More intuitively, realloc is "conceptually equivalent" to to malloc+memcpy+free on the other pointer, and malloc-ing a 0-byte chunk of memory returns either NULL either a unique pointer, not to be used for storing anything (you asked for 0 bytes), but still to be freeed. So, no, don't use realloc like that, it may work on some implementations (namely, Linux) but it's certainly not guaranteed.

As another answer on that linked question states, the behaviour of realloc(ptr, 0) is explicitly defined as implementation defined according to the current C11 standard:

If the size of the space requested is zero, the behavior is implementation-defined: either a null pointer is returned, or the behavior is as if the size were some nonzero value, except that the returned pointer shall not be used to access an object

Answer 2

realloc() is used to increase or decrease the memory and not to free the memory.

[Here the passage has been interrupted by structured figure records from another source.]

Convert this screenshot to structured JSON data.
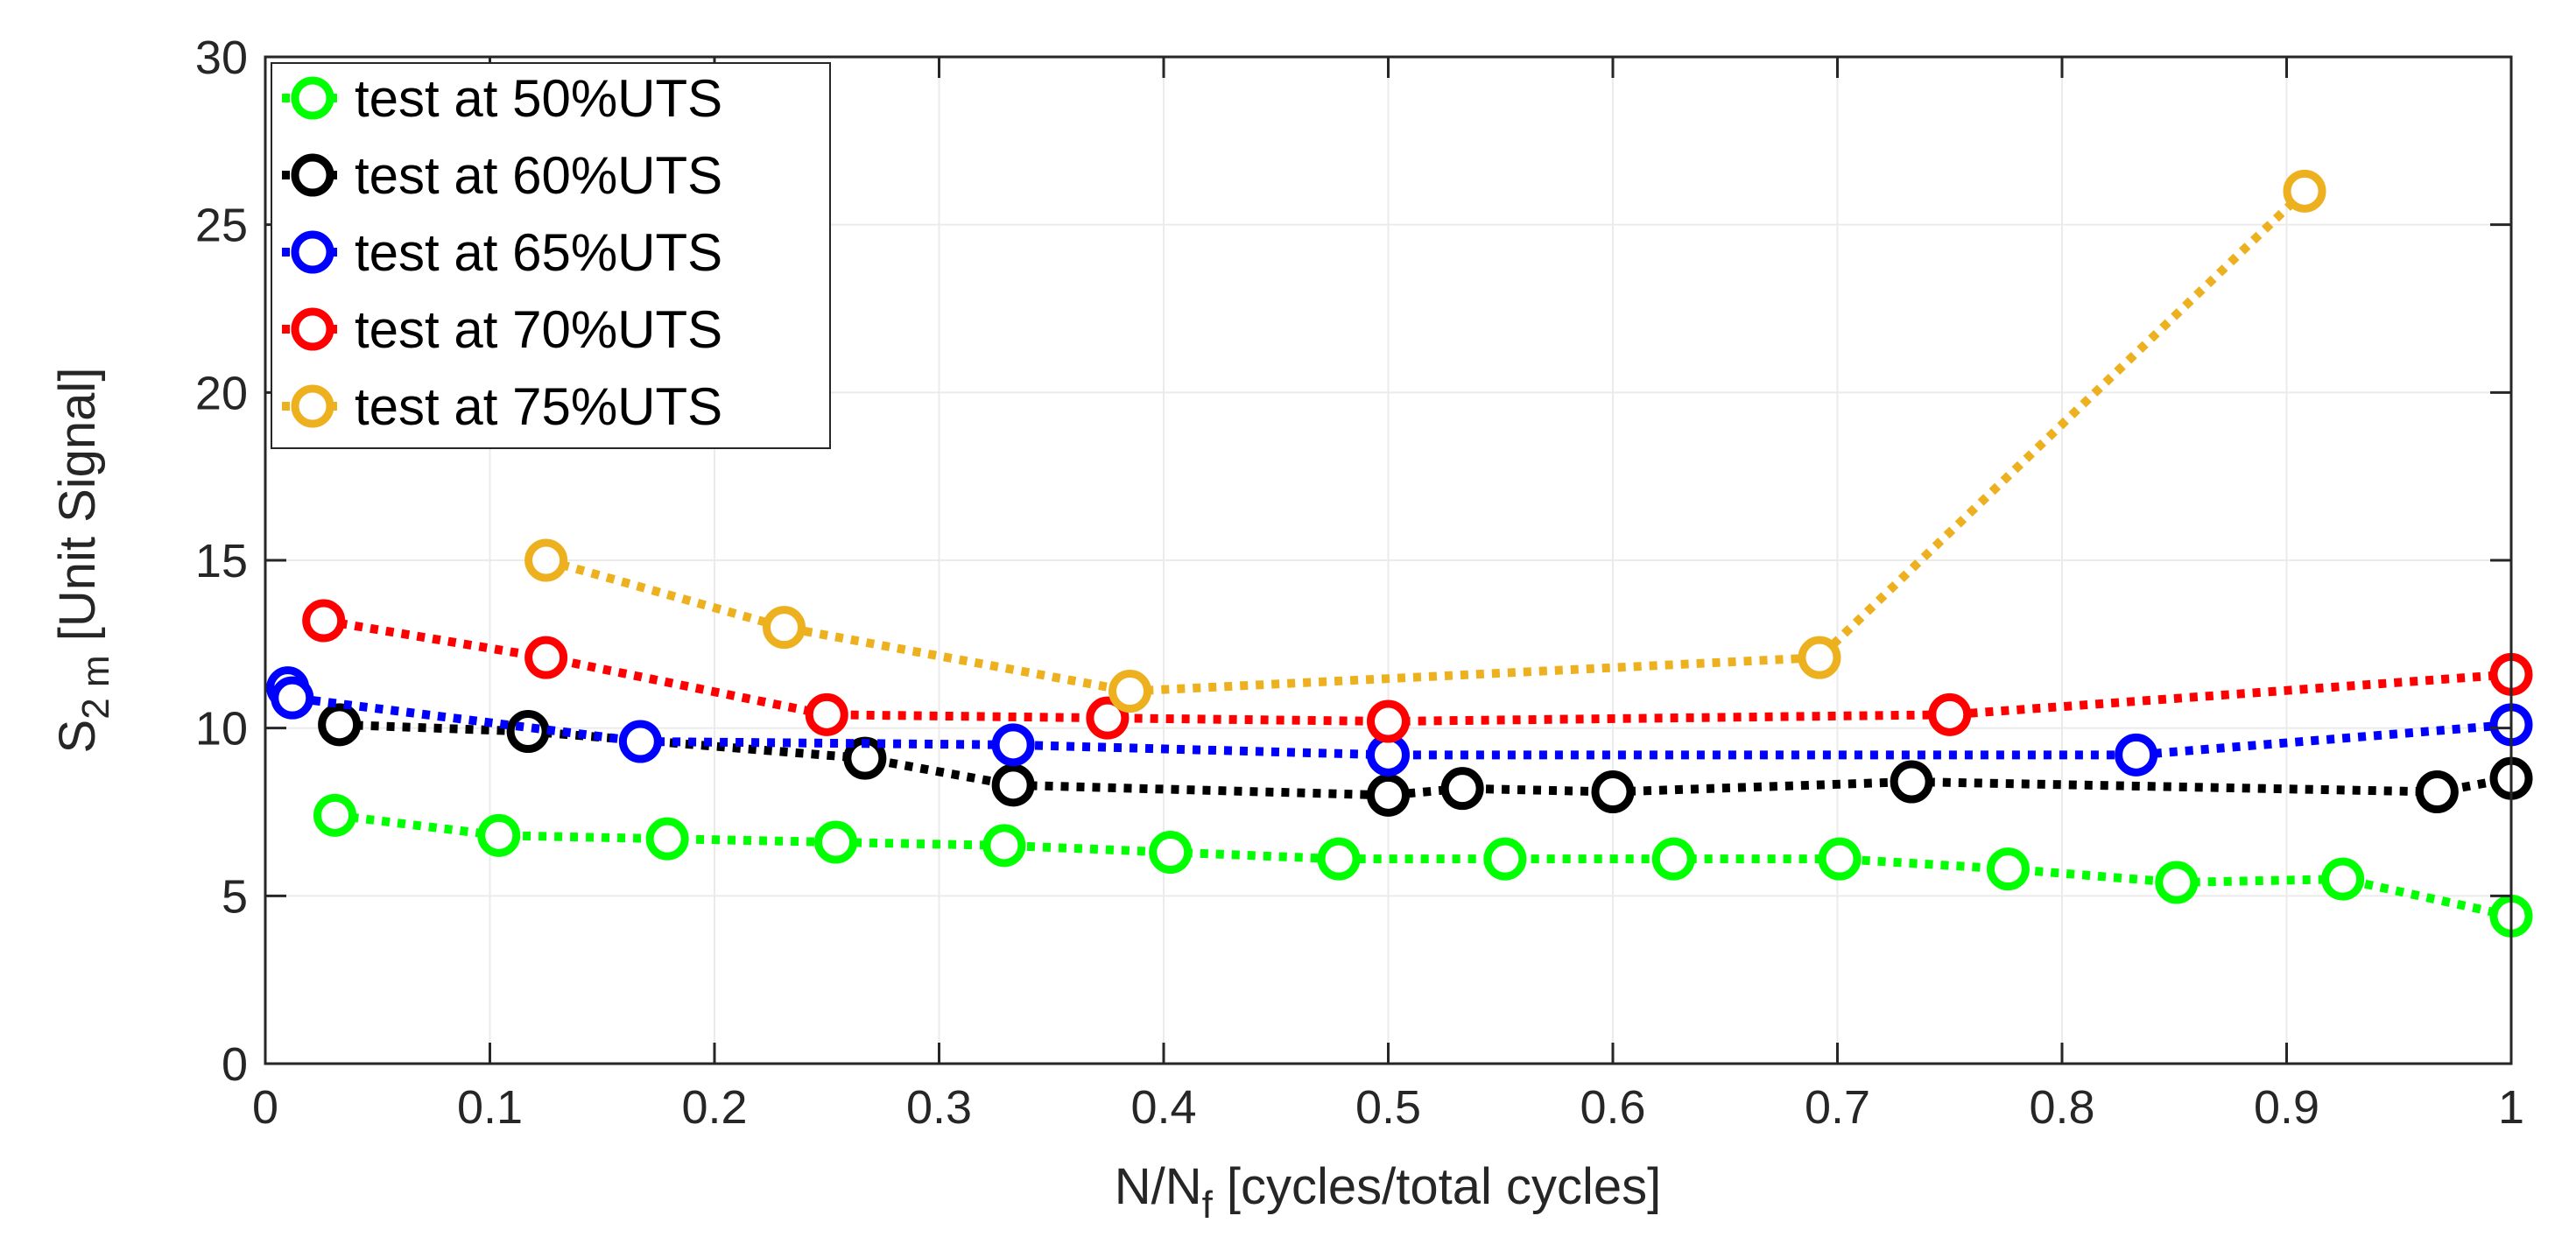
{
  "chart_data": {
    "type": "line",
    "title": "",
    "xlabel": "N/N",
    "xlabel_sub": "f",
    "xlabel_rest": " [cycles/total cycles]",
    "ylabel": "S",
    "ylabel_sub": "2 m",
    "ylabel_rest": " [Unit Signal]",
    "xlim": [
      0,
      1
    ],
    "ylim": [
      0,
      30
    ],
    "xticks": [
      0,
      0.1,
      0.2,
      0.3,
      0.4,
      0.5,
      0.6,
      0.7,
      0.8,
      0.9,
      1
    ],
    "xtick_labels": [
      "0",
      "0.1",
      "0.2",
      "0.3",
      "0.4",
      "0.5",
      "0.6",
      "0.7",
      "0.8",
      "0.9",
      "1"
    ],
    "yticks": [
      0,
      5,
      10,
      15,
      20,
      25,
      30
    ],
    "ytick_labels": [
      "0",
      "5",
      "10",
      "15",
      "20",
      "25",
      "30"
    ],
    "grid": true,
    "legend_position": "top-left",
    "series": [
      {
        "name": "test at 50%UTS",
        "color": "#00ff00",
        "x": [
          0.031,
          0.104,
          0.179,
          0.254,
          0.329,
          0.403,
          0.478,
          0.552,
          0.627,
          0.701,
          0.776,
          0.851,
          0.925,
          1.0
        ],
        "y": [
          7.4,
          6.8,
          6.7,
          6.6,
          6.5,
          6.3,
          6.1,
          6.1,
          6.1,
          6.1,
          5.8,
          5.4,
          5.5,
          4.4
        ]
      },
      {
        "name": "test at 60%UTS",
        "color": "#000000",
        "x": [
          0.033,
          0.117,
          0.267,
          0.333,
          0.5,
          0.533,
          0.6,
          0.733,
          0.967,
          1.0
        ],
        "y": [
          10.1,
          9.9,
          9.1,
          8.3,
          8.0,
          8.2,
          8.1,
          8.4,
          8.1,
          8.5
        ]
      },
      {
        "name": "test at 65%UTS",
        "color": "#0000ff",
        "x": [
          0.01,
          0.012,
          0.167,
          0.333,
          0.5,
          0.833,
          1.0
        ],
        "y": [
          11.2,
          10.9,
          9.6,
          9.5,
          9.2,
          9.2,
          10.1
        ]
      },
      {
        "name": "test at 70%UTS",
        "color": "#ff0000",
        "x": [
          0.026,
          0.125,
          0.25,
          0.375,
          0.5,
          0.75,
          1.0
        ],
        "y": [
          13.2,
          12.1,
          10.4,
          10.3,
          10.2,
          10.4,
          11.6
        ]
      },
      {
        "name": "test at 75%UTS",
        "color": "#edb120",
        "x": [
          0.125,
          0.231,
          0.385,
          0.692,
          0.908
        ],
        "y": [
          15.0,
          13.0,
          11.1,
          12.1,
          26.0
        ]
      }
    ]
  }
}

Check this, and use free() to release the memory (link).

Answer 3

I don't think you mean "empty"; that would mean "set it to some particular value that I consider to be empty" (often all bits zero). You mean free, or de-allocate.

The manual page says:

If ptr is NULL, then the call is equivalent to malloc(size), for all values of size; if size is equal to zero, and ptr is not NULL, then the call is equivalent to free(ptr).

Traditionally you could use realloc(ptr, 0); as a synonym for free(ptr);, just as you can use realloc(NULL, size); as a synonym for malloc(size);. I wouldn't recommend it though, it's a bit confusing and not the way people expect it to be used.

However, nowadays in modern C the definition has changed: now realloc(ptr, 0); will free the old memory, but it's not well-defined what will be done next: it's implementation-defined.

So: don't do this: use free() to de-allocate memory, and let realloc() be used only for changing the size to something non-zero.

Answer 4

Use free() to free, to release dynamically allocated memory.

Although former documentations state that realloc(p, 0) is equivalent to free(p), the lastest POSIX documentation explictly states that this is not the case:

Previous versions explicitly permitted a call to realloc (p, 0) to free the space pointed to by p and return a null pointer. While this behavior could be interpreted as permitted by this version of the standard, the C language committee have indicated that this interpretation is incorrect.

And more over:

Applications should assume that if realloc() returns a null pointer, the space pointed to by p has not been freed.

Answer 5

Use free(pointer); pointer = 0 instead of realloc(pointer, 0).

Answer 6

void* realloc (void* ptr, size_t size);

In C90 :

if size is zero, the memory previously allocated at ptr is deallocated as if a call to free was made, and a null pointer is returned.

In C99:

If size is zero, the return value depends on the particular library implementation: it may either be a null pointer or some other location that shall not be dereferenced.

Answer 7

I would use realloc to give a pointer more or less memory, but not to empty it. To empty the pointer I would use free.